だからこそ、この世界における兵器がいかに発展しているかという事実を垣間見ることができる。
少なくとも衛士はその負担を和らげ、長時間の運用が可能なように訓練され、装備を与えられる。
この衛士強化装備がその最たるものだ。
高度な伸縮性を持ちながら、衝撃に対して瞬時に硬化する性質をもった特殊柔軟素材。
そして各種装置を収納したハードプロテクター類で構成されている。
また耐Gスーツ機能、耐衝撃性能に優れ、防刃性から耐熱耐寒、抗化学物質だけでない。
バイタルモニターから体温・湿度調節機能、カウンターショック等といった生命維持機能をも備えている。

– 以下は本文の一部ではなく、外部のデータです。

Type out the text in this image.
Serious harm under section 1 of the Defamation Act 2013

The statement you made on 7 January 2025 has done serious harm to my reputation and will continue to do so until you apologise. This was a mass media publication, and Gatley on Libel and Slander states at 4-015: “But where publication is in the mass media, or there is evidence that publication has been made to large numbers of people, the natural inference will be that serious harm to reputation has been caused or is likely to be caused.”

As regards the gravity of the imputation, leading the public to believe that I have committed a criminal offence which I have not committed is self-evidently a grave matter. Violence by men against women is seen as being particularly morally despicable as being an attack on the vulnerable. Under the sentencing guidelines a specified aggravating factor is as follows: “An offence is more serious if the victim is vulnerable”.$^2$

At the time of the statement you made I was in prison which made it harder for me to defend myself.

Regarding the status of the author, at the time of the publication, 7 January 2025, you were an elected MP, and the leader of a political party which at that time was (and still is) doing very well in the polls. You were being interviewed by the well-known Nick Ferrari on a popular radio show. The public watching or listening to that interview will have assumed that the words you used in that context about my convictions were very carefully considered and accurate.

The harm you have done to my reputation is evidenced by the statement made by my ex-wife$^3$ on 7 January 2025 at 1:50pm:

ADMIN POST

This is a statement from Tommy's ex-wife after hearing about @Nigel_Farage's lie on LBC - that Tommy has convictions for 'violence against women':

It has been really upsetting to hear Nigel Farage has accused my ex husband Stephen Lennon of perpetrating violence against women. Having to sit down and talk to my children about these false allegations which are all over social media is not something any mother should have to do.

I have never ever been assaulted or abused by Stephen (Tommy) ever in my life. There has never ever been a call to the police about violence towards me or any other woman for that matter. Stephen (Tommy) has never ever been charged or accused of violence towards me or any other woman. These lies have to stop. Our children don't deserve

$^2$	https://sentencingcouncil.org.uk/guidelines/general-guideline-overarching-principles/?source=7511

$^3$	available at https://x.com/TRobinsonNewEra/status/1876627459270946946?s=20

その他、パイロットの生命を優先される様々な機能を備えて、初めて戦術機はまともに動かせるのだ。
だが、もし。それらを装備せぬままに搭乗すればどうなるだろう。
耐G、耐衝撃、それらを受けるストレス。あらゆる要素を持って、人体への悪影響は免れない。
数十分もてば驚異的であるといえるその環境下、
「……っ」
この人は何故、耐えられるのか。
「私の事は構う必要はありません。行って下さいませ」
自分よりも、俺を気遣えるのか。
「分かり、ました」
歯を食いしばり、ただ懸命に目の前の任務にあたる。
だって、そうじゃなきゃ、この人を。
日本帝国国務全権代行である、政威大将軍殿下――朱鷺之宮殿下の御身が危険に晒されてしまうのだから!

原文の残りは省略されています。